Najwa Shihab, yang konon sedikit mirip saya, namun banyak tidak miripnya, salam satu video mengatakan bahwa praktik penyitaan buku-buku adalah suatu kesia-siaan. Dalam akun Instagramnya, Mbak Nana yang sedikit mirip saya ini bahkan memberikan pendapatnya lewat kalimat-kalimat berima:
Buku tak bisa dilarang, musykil dimusnahkan, karena informasi mustahil dijebloskan ke penjara atau dimusnahkan ke tungku. Gagasan menancap dari satu kepala ke kepala yang lain dengan lebih kuat ketimbang gerogotan rayap dan menjalar dari satu tempat ke tempat lain dengan perlahan tapi pasti dengan jilatan api. Sejarah panjang telah membuktikan: pada akhirnya inquisitor dan tukang sensor yang tumbang, sedang ilmu pengetahuan niscaya berkembang.

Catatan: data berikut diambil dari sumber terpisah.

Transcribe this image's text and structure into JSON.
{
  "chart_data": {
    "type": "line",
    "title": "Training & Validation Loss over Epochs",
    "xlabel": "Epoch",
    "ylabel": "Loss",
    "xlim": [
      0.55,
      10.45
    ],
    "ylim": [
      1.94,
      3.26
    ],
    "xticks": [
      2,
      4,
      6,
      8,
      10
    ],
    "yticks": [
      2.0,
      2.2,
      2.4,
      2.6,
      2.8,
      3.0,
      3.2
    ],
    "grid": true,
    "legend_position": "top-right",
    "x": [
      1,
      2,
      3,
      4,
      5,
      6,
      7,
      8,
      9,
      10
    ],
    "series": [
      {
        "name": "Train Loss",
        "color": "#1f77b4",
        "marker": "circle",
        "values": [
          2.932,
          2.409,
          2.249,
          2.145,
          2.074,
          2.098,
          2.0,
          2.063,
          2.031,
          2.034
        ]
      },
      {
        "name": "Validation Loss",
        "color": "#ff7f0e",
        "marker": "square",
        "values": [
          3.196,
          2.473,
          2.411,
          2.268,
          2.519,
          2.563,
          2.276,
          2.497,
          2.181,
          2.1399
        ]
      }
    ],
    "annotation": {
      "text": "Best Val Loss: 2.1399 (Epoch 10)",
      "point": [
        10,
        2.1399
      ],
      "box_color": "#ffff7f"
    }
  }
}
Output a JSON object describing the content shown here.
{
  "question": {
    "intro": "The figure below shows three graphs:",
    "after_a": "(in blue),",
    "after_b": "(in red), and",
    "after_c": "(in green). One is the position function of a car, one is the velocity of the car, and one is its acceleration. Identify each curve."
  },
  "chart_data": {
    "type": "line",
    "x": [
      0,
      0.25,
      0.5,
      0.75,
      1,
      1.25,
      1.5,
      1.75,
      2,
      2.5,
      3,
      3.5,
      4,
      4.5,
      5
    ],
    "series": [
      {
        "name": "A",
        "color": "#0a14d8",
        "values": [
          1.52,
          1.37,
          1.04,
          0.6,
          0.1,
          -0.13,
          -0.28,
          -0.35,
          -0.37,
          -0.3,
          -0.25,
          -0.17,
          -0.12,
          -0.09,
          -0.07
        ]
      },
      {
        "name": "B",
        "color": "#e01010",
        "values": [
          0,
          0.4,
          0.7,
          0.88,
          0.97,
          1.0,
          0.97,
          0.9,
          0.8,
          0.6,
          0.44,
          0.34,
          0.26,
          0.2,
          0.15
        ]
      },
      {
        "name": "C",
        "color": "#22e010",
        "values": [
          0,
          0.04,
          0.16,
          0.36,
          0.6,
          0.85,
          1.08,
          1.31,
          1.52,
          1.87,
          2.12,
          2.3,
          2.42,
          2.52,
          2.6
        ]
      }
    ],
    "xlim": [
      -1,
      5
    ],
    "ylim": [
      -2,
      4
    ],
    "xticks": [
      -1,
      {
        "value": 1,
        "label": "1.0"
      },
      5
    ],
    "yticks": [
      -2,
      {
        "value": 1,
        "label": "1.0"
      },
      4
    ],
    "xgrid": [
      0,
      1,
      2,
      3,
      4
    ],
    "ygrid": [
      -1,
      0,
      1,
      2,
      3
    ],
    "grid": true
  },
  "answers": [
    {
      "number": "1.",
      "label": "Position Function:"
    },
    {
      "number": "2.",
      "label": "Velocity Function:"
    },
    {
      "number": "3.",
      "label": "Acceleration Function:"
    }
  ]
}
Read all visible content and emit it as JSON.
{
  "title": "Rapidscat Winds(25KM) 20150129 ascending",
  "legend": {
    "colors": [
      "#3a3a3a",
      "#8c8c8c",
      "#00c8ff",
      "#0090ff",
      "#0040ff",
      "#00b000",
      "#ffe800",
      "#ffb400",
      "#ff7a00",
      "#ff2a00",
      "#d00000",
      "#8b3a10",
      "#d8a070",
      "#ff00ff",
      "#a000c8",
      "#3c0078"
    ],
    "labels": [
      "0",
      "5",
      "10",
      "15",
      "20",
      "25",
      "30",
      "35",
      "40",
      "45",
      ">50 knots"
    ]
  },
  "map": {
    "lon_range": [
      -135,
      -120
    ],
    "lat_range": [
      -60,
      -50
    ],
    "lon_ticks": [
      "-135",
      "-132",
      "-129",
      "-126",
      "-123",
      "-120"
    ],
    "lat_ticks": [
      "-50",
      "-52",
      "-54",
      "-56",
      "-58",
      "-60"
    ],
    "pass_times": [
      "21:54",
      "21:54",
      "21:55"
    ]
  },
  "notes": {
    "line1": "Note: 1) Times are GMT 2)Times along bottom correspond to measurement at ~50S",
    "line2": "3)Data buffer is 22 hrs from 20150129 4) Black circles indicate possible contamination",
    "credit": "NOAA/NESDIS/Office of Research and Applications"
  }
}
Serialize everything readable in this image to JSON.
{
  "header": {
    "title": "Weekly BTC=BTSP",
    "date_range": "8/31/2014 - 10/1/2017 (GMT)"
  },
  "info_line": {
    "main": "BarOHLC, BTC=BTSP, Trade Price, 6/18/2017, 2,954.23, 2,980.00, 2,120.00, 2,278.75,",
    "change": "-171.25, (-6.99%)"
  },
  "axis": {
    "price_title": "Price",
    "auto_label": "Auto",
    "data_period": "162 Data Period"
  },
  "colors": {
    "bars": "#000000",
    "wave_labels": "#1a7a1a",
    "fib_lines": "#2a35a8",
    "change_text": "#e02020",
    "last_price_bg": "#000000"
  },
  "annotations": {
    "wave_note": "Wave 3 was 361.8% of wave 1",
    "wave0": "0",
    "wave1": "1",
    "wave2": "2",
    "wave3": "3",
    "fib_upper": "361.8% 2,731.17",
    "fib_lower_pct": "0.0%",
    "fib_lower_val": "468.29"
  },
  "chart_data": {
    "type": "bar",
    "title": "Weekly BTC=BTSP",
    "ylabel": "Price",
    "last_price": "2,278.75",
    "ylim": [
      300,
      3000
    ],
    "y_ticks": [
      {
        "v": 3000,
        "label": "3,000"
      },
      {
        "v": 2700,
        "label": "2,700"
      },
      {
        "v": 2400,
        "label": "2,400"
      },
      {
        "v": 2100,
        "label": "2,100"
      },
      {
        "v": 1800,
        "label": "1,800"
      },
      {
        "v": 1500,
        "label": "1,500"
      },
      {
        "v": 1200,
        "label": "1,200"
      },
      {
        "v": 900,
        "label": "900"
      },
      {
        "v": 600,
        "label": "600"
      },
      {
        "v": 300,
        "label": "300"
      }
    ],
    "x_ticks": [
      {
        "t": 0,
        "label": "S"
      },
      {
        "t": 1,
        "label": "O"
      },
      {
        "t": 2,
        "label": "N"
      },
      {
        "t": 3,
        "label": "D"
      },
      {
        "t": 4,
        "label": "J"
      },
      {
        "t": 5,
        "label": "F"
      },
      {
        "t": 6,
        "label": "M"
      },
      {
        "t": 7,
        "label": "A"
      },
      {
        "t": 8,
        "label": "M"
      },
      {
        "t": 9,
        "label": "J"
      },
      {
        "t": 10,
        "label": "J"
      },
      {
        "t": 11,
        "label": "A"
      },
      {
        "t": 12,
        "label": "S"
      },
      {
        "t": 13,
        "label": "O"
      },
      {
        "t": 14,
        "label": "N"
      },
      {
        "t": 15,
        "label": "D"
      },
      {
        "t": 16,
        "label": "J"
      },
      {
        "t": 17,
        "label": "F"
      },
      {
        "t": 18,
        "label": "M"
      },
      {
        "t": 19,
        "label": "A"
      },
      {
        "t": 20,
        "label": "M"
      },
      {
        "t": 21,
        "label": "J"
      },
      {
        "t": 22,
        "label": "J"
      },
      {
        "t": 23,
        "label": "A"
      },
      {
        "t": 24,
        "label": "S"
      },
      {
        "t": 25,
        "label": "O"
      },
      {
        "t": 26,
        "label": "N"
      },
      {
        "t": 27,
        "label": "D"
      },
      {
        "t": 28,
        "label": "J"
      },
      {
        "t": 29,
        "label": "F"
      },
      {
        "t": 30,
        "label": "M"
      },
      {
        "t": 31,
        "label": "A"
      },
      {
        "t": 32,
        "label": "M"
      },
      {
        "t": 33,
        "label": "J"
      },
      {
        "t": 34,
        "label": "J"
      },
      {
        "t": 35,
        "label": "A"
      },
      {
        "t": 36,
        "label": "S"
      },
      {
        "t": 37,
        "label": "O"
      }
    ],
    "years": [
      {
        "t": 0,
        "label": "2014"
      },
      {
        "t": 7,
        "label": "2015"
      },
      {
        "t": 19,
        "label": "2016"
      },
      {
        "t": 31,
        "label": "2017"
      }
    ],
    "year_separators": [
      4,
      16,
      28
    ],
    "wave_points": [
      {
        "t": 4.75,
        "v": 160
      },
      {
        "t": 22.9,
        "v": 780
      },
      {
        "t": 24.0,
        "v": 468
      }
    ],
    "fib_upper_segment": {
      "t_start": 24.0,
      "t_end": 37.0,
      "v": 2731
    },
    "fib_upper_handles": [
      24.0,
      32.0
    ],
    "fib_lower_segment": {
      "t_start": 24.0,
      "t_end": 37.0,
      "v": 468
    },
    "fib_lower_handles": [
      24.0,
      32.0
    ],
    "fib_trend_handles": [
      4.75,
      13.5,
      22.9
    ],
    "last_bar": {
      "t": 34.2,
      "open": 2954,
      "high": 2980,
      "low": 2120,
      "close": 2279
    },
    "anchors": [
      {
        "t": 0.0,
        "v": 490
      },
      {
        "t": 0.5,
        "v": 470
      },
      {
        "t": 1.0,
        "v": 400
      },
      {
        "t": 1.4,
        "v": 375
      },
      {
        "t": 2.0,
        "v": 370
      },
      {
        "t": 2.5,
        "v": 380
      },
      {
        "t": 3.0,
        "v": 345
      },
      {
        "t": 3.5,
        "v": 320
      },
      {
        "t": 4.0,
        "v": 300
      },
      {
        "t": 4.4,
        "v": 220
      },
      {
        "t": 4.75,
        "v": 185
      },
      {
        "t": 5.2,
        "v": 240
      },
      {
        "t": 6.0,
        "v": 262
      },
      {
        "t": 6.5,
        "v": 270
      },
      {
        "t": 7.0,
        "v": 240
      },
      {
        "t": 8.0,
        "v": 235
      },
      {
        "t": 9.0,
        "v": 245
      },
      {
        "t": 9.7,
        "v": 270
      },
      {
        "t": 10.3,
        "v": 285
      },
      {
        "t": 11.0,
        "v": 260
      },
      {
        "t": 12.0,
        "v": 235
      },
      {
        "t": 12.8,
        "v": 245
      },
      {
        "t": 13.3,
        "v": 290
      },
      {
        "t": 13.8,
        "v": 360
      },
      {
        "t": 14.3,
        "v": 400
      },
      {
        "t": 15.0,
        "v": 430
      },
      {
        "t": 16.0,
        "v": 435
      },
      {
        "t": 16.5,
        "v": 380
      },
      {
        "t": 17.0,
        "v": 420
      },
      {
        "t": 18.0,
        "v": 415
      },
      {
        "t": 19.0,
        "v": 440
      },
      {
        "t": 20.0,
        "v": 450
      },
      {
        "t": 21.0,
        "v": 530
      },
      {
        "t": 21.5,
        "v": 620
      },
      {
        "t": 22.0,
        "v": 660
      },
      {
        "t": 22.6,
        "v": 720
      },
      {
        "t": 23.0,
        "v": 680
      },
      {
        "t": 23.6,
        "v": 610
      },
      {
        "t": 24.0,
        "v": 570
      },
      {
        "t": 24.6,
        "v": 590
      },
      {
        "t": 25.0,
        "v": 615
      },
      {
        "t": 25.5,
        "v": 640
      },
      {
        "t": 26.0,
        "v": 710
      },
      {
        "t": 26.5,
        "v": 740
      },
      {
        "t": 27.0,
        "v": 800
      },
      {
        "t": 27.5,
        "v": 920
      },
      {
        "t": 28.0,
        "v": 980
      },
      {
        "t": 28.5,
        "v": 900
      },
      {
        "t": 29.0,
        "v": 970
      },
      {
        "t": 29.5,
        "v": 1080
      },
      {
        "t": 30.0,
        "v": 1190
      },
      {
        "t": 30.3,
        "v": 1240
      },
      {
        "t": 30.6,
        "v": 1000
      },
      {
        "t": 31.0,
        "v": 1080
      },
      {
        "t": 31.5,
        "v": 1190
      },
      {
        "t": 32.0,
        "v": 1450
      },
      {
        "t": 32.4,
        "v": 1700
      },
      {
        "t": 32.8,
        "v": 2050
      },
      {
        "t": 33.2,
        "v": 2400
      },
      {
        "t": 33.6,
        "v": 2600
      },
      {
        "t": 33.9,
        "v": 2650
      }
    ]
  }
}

Semoga setelah ini perampas buku mulai lebih banyak membaca daripada mensensor dan menyita ya, Nabs. Miris sekali. Di dalam kondisi minat baca yang minim dan bacaan yang terbatas ini, buku masih saja dilarang-larang.
Bukankah lebih baik mereka-mereka ini juga menuliskan gagasan ke-Indonesiaan-nya, nasionalisme dan patriotismenya, dalam sebuah buku dan menyumbangkan buku-buku itu di wilayah perbatasan? Sehingga tumbuh semangat nasionalisme di jiwa anak-anak di perbatasan.